ひとことで言うと
カテーテル治療で使用した医療機器を、GS1バーコードとRFIDを用いて患者ごと・使用順ごとにリアルタイム記録するシステムを開発し、高い記録精度を示した研究。
なぜこの研究をしたのか
心臓カテーテル検査室では、ペースメーカー植込みや冠動脈インターベンションなどで多様な医療機器が使われる。これらの機器は患者に長期的な影響を与えうる一方、医療機器のリコールは発生しており、どのロット番号の機器が、どの患者に、どの手技状況で使われたかを正確に記録することが重要である。既存の追跡制度には対象機器や記録方法の制約があり、長期保管や検索に課題があった。
どう調べたか
病院に納品された医療機器について、個装に表示されたGS1バーコードを読み取り、RFIDタグと紐づけて個装に貼付した。カテーテル検査室にはRFIDタグ読み取り・回収装置を設置し、使用済みの医療機器包装を順番に投入することで、GTIN-13、有効期限、ロット番号、読み取り時刻をリアルタイムに記録した。装置は放射線情報システムと医療材料マスターデータベースにも接続され、患者情報や製品情報を取得した。

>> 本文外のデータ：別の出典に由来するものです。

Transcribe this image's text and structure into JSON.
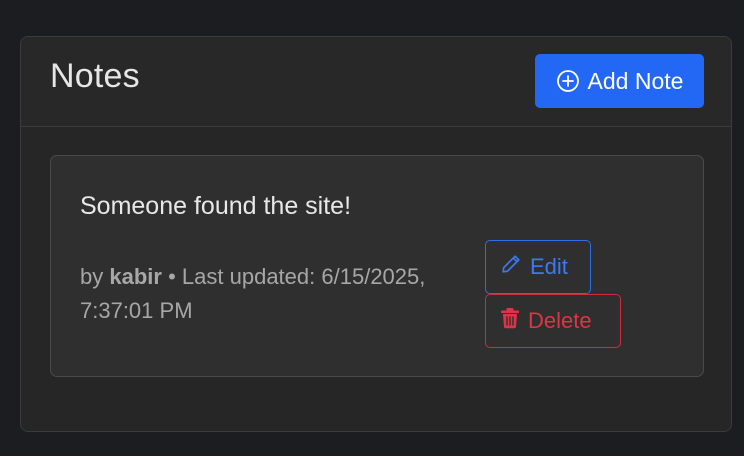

記録順序の精度は、2024年8月から9月に実施された予定PCI症例を用いて評価した。医師のPCI手技レポートと血管造影画像から主要デバイスの使用順を確認し、RFIDタグまたはGS1バーコードの読み取り時刻から得られた順序と比較した。一致度はKendallの順位相関係数で評価した。
何がわかったか
この装置は5か月間で568件のカテーテル手技に使用され、9,347個の医療材料が読み取り・登録された。そのうち8,876個、すなわち95%はRFIDタグで読み取られ、残りはGS1バーコードで読み取られた。

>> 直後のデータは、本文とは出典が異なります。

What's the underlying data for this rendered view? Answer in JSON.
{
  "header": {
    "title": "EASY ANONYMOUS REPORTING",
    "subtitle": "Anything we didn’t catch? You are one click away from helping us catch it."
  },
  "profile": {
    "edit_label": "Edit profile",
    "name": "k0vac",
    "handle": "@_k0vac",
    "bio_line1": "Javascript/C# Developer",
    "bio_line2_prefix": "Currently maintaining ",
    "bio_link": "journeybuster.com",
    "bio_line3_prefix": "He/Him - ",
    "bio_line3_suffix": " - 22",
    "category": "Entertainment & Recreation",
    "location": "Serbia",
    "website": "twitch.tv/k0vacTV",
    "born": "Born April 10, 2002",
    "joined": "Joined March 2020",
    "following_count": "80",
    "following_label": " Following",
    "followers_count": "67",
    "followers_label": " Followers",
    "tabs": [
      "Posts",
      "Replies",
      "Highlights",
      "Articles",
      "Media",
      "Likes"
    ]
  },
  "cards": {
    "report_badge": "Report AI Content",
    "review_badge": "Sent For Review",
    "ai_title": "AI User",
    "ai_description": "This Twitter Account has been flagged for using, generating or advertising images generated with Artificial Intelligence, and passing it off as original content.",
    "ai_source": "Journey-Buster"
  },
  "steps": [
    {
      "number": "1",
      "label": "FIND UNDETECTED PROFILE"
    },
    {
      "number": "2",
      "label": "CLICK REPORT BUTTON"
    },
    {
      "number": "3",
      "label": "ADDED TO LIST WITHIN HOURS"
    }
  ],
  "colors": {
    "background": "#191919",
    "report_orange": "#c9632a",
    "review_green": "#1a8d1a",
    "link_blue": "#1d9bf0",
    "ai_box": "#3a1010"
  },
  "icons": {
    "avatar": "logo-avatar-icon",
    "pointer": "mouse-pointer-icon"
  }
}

予定PCI 21例のうち、主要デバイスが5個未満の5例を除いた16例で解析したところ、Kendallの順位相関係数は0.95±0.12であり、主要デバイスの使用順を高い精度で記録できた。相関係数が0.9未満だった2例では、病院在庫ではなく業者が持ち込んだ機器が使われており、RFIDではなくGS1バーコードで後から読み取られたことが順序のずれにつながっていた。
なぜ大事なのか
このシステムにより、GS1に含まれるロット番号などの医療機器情報を、実際に使用された患者情報と結びつけて記録できるようになった。さらに、使用された順序も記録できるため、医療機器のトレーサビリティを高めるだけでなく、PCI手技の流れを可視化し、教育や手技改善、患者安全の向上に役立つ可能性がある。
次に目指すこと
今後の応用として、記録された時系列データを用いた生成AIによるPCI手技レポート下書き作成、熟練者と研修者の手技順序の比較による教育支援、通常パターンからの逸脱を利用した合併症の早期検出、過去症例との比較によるPCI技術改善が想定されている。
一方で、RFIDタグの導入にはコストがかかる。また、時系列精度の検証では、使用順を手技レポートや画像から正確に判断できないワイヤーやマイクロカテーテルは解析対象から除外された。